McGorry, 56, who works at NewsdayTV, said she got the call while teaching her health sciences class at LIU Post in Brookville.
"I broke down and cried," she told Newsday. "I couldn’t believe someone would come forward and do this for me ... I walked back into my health sciences class and they all clapped."
McGorry, of Sea Cliff, has been diagnosed with two autoimmune diseases since college: autoimmune hepatitis and about a decade later, primary biliary cholangitis, a disease of the bile ducts that causes them to scar and narrow. She had a series of health episodes since last summer that worsened her condition. In February, she was told she needed a new liver.
Experts said her best chance was trying to find a live liver donor because the wait on the transplant list for a deceased donor was very long. A person can donate a piece of their liver to someone who needs a transplant. The liver will regrow to regular size in both the recipient and the donor.

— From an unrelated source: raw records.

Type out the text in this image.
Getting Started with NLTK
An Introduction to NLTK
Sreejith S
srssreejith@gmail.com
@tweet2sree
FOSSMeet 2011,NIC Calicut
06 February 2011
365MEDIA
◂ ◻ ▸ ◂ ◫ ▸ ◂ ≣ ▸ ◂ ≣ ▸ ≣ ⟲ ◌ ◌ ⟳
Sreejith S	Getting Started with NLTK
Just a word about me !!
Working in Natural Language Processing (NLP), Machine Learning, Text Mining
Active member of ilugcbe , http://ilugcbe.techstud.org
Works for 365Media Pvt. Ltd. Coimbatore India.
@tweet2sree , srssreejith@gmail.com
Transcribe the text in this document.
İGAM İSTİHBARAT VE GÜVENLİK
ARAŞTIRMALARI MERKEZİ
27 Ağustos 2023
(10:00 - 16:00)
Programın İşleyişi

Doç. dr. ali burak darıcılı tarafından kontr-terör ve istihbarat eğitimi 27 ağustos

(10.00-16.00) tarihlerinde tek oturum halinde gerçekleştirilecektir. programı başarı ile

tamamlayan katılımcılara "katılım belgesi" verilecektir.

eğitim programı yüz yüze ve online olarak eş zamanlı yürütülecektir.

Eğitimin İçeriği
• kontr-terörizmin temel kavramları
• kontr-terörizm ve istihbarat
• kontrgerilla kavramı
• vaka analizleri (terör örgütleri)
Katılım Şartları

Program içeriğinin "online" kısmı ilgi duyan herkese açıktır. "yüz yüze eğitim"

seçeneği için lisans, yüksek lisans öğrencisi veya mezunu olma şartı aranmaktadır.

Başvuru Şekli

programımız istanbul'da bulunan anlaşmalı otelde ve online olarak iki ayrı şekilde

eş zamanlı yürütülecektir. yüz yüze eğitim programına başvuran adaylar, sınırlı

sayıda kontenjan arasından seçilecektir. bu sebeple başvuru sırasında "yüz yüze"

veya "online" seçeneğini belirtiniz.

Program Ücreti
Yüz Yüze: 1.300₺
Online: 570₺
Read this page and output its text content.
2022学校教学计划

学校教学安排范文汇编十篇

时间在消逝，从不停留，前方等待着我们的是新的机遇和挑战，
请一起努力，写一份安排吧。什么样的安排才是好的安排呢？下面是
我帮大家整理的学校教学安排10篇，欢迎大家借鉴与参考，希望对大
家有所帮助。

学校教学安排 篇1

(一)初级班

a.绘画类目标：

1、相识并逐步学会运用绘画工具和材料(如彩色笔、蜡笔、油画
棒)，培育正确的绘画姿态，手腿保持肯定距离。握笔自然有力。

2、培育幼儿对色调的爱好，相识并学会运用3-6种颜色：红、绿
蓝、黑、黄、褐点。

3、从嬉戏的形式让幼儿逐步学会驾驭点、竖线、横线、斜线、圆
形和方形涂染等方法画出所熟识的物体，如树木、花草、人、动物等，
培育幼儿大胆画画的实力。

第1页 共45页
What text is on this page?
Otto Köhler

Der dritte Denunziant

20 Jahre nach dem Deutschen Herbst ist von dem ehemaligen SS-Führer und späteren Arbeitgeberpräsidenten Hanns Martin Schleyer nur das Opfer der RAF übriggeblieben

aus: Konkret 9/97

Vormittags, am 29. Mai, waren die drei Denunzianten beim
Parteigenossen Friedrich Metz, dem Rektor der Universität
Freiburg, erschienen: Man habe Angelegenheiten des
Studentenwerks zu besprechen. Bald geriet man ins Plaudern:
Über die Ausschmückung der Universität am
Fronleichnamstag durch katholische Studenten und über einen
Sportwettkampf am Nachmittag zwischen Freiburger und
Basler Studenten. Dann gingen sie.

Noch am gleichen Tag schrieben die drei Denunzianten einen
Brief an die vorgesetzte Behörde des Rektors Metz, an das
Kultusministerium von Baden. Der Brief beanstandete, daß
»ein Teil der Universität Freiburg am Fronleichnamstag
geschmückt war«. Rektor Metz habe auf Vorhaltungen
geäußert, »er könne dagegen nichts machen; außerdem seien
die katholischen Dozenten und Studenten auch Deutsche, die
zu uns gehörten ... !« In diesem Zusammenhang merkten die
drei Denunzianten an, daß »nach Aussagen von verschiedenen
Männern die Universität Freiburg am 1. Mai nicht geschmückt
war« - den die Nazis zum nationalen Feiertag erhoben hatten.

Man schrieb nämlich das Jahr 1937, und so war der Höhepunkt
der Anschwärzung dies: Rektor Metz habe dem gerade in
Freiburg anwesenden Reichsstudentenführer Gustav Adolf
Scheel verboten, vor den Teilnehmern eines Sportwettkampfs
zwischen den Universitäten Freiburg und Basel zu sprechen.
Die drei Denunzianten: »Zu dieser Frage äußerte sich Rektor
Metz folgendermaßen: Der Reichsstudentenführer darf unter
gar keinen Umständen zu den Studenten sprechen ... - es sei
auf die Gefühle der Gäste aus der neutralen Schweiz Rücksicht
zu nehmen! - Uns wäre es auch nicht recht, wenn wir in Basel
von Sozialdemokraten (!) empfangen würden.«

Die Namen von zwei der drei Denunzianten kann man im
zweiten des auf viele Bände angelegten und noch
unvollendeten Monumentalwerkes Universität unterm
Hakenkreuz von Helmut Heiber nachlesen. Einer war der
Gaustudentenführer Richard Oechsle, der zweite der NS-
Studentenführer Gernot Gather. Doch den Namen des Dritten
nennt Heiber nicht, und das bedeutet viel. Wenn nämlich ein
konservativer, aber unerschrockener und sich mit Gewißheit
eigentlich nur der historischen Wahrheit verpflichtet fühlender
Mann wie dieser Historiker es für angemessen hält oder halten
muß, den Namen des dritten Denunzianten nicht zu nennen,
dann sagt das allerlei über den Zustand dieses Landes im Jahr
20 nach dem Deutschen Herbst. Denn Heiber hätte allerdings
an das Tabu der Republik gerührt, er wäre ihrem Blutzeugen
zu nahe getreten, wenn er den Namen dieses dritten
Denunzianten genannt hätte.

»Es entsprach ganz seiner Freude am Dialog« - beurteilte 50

Live donors must be in good physical and mental health, and have a blood type that is compatible with the recipient.
The liver will start to regenerate right after surgery and return to regular size in eight to 12 weeks, according to Johns Hopkins Medicine. Experts said donors heal faster than they used to because smaller incisions are needed with robotic and laparoscopic surgery.
According to the Organ Procurement and Transplantation Network, which maintains a national organ registry, about 9,000 people in the United States are on the waiting list for a liver. About 1,700 die each year while waiting for a liver transplant, according to Johns Hopkins Medicine.
In 2025, the majority of liver transplants — 11,635 — took place with organs from deceased donors. At the same time, liver transplants with organs from living donors hit an all-time high at 709, according to OPTN data.
McGorry said she needs to spend the next month building endurance and mentally preparing for the surgery, which is expected to last at least eight hours.